◆オコーネル(ブレンダン・フレイザー)
元傭兵の冒険家。ちょっと頭は弱く大雑把な性格はしているものの、仲間思いのいい男。勝算など何もないが、なにかと絶叫して立ち向かっていくオコーネル、どんな問題も行動力と筋肉で解決。
◆エヴリン(レイチェル・ワイズ)
伝説や呪いは信じない、自信過剰なエジプト学者。言動はインテリ風なのに所々でおっちょこちょいな面をみせ、周囲の人間をトラブルに巻き込む。
◆ジョナサン(ジョン・ハナ)
エヴリンの実の兄。これでもかというくらい無責任で金目の物に弱い。小心者なのか度胸があるのか、
いつもとんでもない事をしでかしては逃げ回る。要所要所でお宝と仲間の命を天秤にかけるが、悪人にはなり切れない。
<あらすじ>
紀元前1290年エジプト。大司祭イムホテップは王の愛人アナクスナムンと禁断の恋に落ち、生きたままミイラとされ、ハムナプトラ(死者の都)に埋められる。
時は流れて西暦1926年。エヴリンとジョナサンは、ハムナプトラの場所を知っているというカイロ刑務所の死刑囚オコーネルを、そこへ案内することを条件に解放する。
ただの未発見遺跡の発掘のつもりで行ったハムナプトラで、偶然にも地下に眠る史上最悪のミイラ・イムホテップを蘇らせてしまう。
3000年前に成就しなかった禁断の恋を叶え、さらには世界を支配しようとするイムホテップは、ミイラを解き放ち、砂嵐をおこし、空から火を降らす。
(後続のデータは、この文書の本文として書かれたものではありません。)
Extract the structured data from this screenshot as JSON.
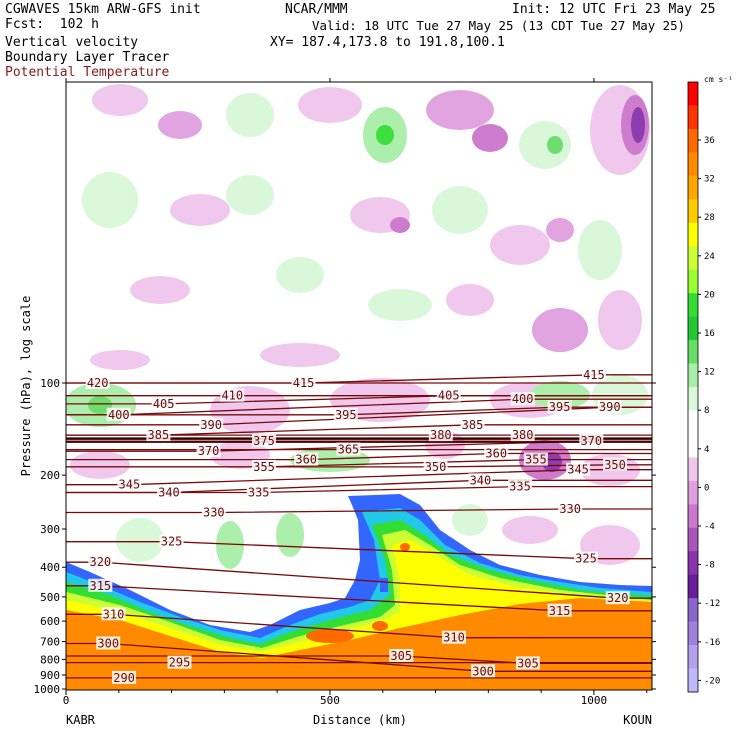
{
  "header": {
    "model": "CGWAVES 15km ARW-GFS init",
    "forecast": "Fcst:  102 h",
    "org": "NCAR/MMM",
    "init": "Init: 12 UTC Fri 23 May 25",
    "valid": "Valid: 18 UTC Tue 27 May 25 (13 CDT Tue 27 May 25)",
    "xy": "XY= 187.4,173.8 to 191.8,100.1",
    "fields": [
      "Vertical velocity",
      "Boundary Layer Tracer",
      "Potential Temperature"
    ]
  },
  "colorbar": {
    "unit": "cm s⁻¹",
    "labels": [
      "36",
      "32",
      "28",
      "24",
      "20",
      "16",
      "12",
      "8",
      "4",
      "0",
      "-4",
      "-8",
      "-12",
      "-16",
      "-20"
    ],
    "colors": [
      "#ff0000",
      "#ff3300",
      "#ff6a00",
      "#ff8a00",
      "#ffa500",
      "#ffcc00",
      "#ffff00",
      "#ccff33",
      "#99ff33",
      "#33dd33",
      "#22c833",
      "#66dd66",
      "#a8eea8",
      "#d8f8d8",
      "#ffffff",
      "#ffffff",
      "#f0c6ee",
      "#e0a0e0",
      "#cc77cc",
      "#aa55bb",
      "#8833aa",
      "#661f99",
      "#8866cc",
      "#a080dd",
      "#b5a0ee",
      "#c0b8ff"
    ]
  },
  "chart_data": {
    "type": "heatmap",
    "title": "Vertical velocity / Boundary Layer Tracer / Potential Temperature",
    "xlabel": "Distance (km)",
    "ylabel": "Pressure (hPa), log scale",
    "xlim": [
      0,
      1110
    ],
    "ylim": [
      1000,
      10
    ],
    "x_ticks": [
      0,
      500,
      1000
    ],
    "y_ticks": [
      100,
      200,
      300,
      400,
      500,
      600,
      700,
      800,
      900,
      1000
    ],
    "y_scale": "log",
    "start_label": "KABR",
    "end_label": "KOUN",
    "theta_labels": [
      {
        "text": "420",
        "x": 60,
        "p": 100
      },
      {
        "text": "415",
        "x": 450,
        "p": 100
      },
      {
        "text": "415",
        "x": 1000,
        "p": 94
      },
      {
        "text": "410",
        "x": 315,
        "p": 110
      },
      {
        "text": "405",
        "x": 185,
        "p": 117
      },
      {
        "text": "405",
        "x": 725,
        "p": 110
      },
      {
        "text": "400",
        "x": 100,
        "p": 127
      },
      {
        "text": "400",
        "x": 865,
        "p": 113
      },
      {
        "text": "395",
        "x": 530,
        "p": 127
      },
      {
        "text": "395",
        "x": 935,
        "p": 120
      },
      {
        "text": "390",
        "x": 275,
        "p": 137
      },
      {
        "text": "390",
        "x": 1030,
        "p": 120
      },
      {
        "text": "385",
        "x": 175,
        "p": 148
      },
      {
        "text": "385",
        "x": 770,
        "p": 137
      },
      {
        "text": "380",
        "x": 710,
        "p": 148
      },
      {
        "text": "380",
        "x": 865,
        "p": 148
      },
      {
        "text": "375",
        "x": 375,
        "p": 155
      },
      {
        "text": "370",
        "x": 270,
        "p": 167
      },
      {
        "text": "370",
        "x": 995,
        "p": 155
      },
      {
        "text": "365",
        "x": 535,
        "p": 165
      },
      {
        "text": "360",
        "x": 455,
        "p": 178
      },
      {
        "text": "360",
        "x": 815,
        "p": 170
      },
      {
        "text": "355",
        "x": 375,
        "p": 188
      },
      {
        "text": "355",
        "x": 890,
        "p": 178
      },
      {
        "text": "350",
        "x": 700,
        "p": 188
      },
      {
        "text": "350",
        "x": 1040,
        "p": 185
      },
      {
        "text": "345",
        "x": 120,
        "p": 215
      },
      {
        "text": "345",
        "x": 970,
        "p": 192
      },
      {
        "text": "340",
        "x": 195,
        "p": 228
      },
      {
        "text": "340",
        "x": 785,
        "p": 208
      },
      {
        "text": "335",
        "x": 365,
        "p": 228
      },
      {
        "text": "335",
        "x": 860,
        "p": 218
      },
      {
        "text": "330",
        "x": 280,
        "p": 265
      },
      {
        "text": "330",
        "x": 955,
        "p": 258
      },
      {
        "text": "325",
        "x": 200,
        "p": 330
      },
      {
        "text": "325",
        "x": 985,
        "p": 375
      },
      {
        "text": "320",
        "x": 65,
        "p": 385
      },
      {
        "text": "320",
        "x": 1045,
        "p": 505
      },
      {
        "text": "315",
        "x": 65,
        "p": 460
      },
      {
        "text": "315",
        "x": 935,
        "p": 555
      },
      {
        "text": "310",
        "x": 90,
        "p": 570
      },
      {
        "text": "310",
        "x": 735,
        "p": 680
      },
      {
        "text": "305",
        "x": 635,
        "p": 780
      },
      {
        "text": "305",
        "x": 875,
        "p": 825
      },
      {
        "text": "300",
        "x": 80,
        "p": 710
      },
      {
        "text": "300",
        "x": 790,
        "p": 875
      },
      {
        "text": "295",
        "x": 215,
        "p": 820
      },
      {
        "text": "290",
        "x": 110,
        "p": 920
      }
    ]
  }
}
ただの案内人だったはずのオコーネルもどんどん深みにはまり、イムホテップとの戦いが始まる。
数千年に渡り、封印されたハムナプトラを守ってきたメジャイの戦士や、アメリカから来たとレジャーハンター一行も戦いに参戦、誰が敵で誰が見方か、ミイラ退治とお宝の争奪戦。
<レビュー>
1900年代前半まだ世界が冒険に満ちていた時代を舞台に、癖のあるキャラクターと共に描かれる、恋と冒険とミイラ退治という、アドベンチャー映画だ。
この手の映画でよくあるのが、愛と冒険と勇気といったコンセプトだが、この映画はそういった同カテゴリー作品とは違い全体的にゆるくのほほんとした雰囲気がある。
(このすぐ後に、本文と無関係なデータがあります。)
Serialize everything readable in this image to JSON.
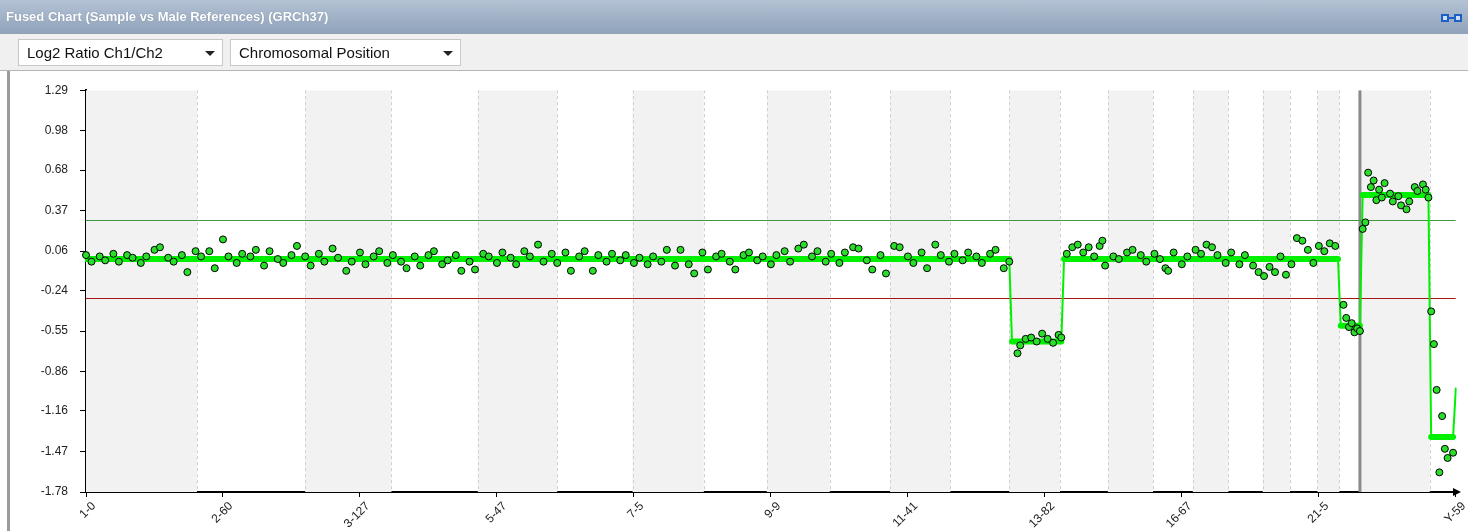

なぜなら、主要登場人物がみんないい意味でバカなのだ。映画中では空から火が降ったり、生身の人間がどうこうなったりと、大変なことが沢山起きるのだが、それに対する登場人物のおバカともいえる反応がいちいち面白い。その他、ピンチなシーンでのブラックジョークの切れ味も抜群で、ドキドキハラハラというよりは「あっ、そんな考え方しちゃった(笑)」「そんなことしちゃいますか!?」といった楽しみ方が正解だろう。